I think that’s the part of your question that spoils it. If someone is still coherent, they can make sense of what is happening to them, what they’re doing and can determine whether or not they want to do something. I’d put the “too drunk to consent” point at the level where you are no longer able to think coherently.

Noel Prosequi, I summon you. Give us some info on the law.

Well, some rules have to be hard. Crap, I’m a situationist & I’m telling a religious nut this. But I sympathize with your position. The law gets in a quagmire here.

Oddly, your second paragraph is…not actually technically wrong. If one has a relationship where one or both partners have permission to fuck the other’s unconscious form, then OK.

But I don’t know about agreeing to a state generally out of people’s sex lives. If their sex lives rely on coercion, misrepresentation, or reckless promiscuity–if people are getting hurt–then let the state in I say.

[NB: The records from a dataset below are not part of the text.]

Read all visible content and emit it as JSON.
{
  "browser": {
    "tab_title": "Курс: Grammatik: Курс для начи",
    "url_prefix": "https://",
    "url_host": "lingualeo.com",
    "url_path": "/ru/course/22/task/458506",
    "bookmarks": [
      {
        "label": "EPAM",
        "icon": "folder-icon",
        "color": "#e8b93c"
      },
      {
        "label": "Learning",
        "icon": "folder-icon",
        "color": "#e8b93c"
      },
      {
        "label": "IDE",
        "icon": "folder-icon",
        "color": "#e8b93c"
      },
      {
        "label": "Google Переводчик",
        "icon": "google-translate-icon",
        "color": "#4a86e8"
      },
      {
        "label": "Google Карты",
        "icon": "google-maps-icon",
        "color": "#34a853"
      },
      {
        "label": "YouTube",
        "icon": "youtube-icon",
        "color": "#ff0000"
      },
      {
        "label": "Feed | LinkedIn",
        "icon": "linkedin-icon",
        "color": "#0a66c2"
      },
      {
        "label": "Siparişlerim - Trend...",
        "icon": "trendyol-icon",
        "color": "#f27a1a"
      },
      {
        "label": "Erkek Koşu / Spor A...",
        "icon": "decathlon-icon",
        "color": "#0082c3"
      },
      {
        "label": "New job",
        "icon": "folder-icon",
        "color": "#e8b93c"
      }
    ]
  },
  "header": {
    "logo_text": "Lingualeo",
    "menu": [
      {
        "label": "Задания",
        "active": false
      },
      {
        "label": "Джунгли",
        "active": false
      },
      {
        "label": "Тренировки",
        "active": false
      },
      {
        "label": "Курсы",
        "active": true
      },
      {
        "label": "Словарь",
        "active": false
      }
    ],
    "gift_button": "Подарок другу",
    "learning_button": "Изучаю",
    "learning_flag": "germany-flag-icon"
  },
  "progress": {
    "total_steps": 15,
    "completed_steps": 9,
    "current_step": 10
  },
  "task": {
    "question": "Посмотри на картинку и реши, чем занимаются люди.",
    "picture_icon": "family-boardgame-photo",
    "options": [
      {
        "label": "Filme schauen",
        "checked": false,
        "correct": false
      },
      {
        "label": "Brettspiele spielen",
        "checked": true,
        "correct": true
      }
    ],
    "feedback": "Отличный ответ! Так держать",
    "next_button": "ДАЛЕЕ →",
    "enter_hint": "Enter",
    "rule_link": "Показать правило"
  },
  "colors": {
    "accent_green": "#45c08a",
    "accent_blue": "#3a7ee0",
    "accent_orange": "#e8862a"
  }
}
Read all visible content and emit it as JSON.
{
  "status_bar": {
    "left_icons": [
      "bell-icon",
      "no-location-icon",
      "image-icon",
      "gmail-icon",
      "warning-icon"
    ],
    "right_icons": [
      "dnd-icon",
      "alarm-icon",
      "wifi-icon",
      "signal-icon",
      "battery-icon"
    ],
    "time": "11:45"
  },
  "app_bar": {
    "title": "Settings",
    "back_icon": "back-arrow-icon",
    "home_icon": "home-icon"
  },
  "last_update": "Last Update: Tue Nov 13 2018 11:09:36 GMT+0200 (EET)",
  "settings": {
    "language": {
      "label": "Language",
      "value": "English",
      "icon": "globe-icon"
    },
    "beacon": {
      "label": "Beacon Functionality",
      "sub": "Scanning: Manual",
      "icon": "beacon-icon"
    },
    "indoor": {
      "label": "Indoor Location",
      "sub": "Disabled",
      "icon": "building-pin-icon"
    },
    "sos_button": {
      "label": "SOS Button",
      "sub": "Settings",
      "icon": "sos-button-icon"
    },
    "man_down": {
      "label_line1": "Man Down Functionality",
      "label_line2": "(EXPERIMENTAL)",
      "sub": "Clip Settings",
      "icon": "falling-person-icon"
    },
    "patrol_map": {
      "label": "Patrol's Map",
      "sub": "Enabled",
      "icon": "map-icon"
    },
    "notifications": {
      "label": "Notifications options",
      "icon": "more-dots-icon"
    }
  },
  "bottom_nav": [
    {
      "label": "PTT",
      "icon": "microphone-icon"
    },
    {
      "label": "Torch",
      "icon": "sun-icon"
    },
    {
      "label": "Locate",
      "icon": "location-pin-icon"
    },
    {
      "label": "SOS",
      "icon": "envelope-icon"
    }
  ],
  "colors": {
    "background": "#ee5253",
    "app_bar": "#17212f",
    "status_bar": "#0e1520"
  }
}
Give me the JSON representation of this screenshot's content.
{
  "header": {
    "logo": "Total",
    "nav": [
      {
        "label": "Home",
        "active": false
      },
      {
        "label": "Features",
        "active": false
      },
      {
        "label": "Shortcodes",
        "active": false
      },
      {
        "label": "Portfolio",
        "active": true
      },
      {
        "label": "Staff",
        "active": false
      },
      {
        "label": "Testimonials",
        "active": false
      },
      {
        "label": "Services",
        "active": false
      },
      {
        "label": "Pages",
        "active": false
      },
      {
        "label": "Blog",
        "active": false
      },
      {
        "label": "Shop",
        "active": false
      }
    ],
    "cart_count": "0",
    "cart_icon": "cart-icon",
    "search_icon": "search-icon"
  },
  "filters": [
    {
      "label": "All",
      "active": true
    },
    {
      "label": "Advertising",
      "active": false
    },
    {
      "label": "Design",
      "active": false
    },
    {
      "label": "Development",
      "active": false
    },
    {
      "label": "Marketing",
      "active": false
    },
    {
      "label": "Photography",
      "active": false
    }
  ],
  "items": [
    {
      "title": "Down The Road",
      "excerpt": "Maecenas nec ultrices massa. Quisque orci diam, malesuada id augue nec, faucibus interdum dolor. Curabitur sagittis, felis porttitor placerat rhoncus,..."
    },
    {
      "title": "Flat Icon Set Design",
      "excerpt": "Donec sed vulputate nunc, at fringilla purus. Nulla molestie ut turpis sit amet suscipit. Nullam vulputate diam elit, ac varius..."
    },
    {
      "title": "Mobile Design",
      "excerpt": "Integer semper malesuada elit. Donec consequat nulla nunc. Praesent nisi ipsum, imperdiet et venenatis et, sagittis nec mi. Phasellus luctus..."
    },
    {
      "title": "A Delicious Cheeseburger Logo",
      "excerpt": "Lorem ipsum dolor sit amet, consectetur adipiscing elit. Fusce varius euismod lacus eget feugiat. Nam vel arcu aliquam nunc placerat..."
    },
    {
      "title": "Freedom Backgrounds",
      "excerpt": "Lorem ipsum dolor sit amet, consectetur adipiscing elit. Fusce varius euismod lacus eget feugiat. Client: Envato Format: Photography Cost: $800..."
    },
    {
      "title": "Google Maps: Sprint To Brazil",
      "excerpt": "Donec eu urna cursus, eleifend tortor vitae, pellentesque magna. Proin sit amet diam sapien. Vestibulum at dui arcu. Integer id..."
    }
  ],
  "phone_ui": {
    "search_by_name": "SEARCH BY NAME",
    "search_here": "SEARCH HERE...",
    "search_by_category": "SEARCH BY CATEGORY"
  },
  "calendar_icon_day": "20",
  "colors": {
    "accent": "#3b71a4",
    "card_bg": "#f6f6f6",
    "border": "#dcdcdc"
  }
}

Surely you’re wrong: that’s what laws are for. When you can’t know whether your action is illegal until you meet the 12 folks sitting in judgment, you’re no longer subject to the rule of law.

Many times, unfortunately, relationships are based on those factors. It is the individuals path of self discovery that will help them chose the correct partner based on past error. Getting the state involved basically places blame when both people are really learning how to really connect, and inhibits them for that self discovery path.

The guy. “I am not going to knowingly infect you with a life-threatening illness” seems like a pretty safe implied condition of her consent - you’d have to be a complete idiot to not see why it would affect most people’s decision, and it’s sufficiently rare that the onus is on you to bring it up. Just like you couldn’t sell someone a faulty car then claim “Hey, he didn’t ask if it was going to explode fifty metres down the road!”

And, more importantly, incapacitation and intoxication have jack shit to do with it.

So anything short of total unconsciousness is fair game to copulate with, no matter how incoherent or lacking in lucidity the “consent” is.

The slimeball that took advantage of her when she was drunk.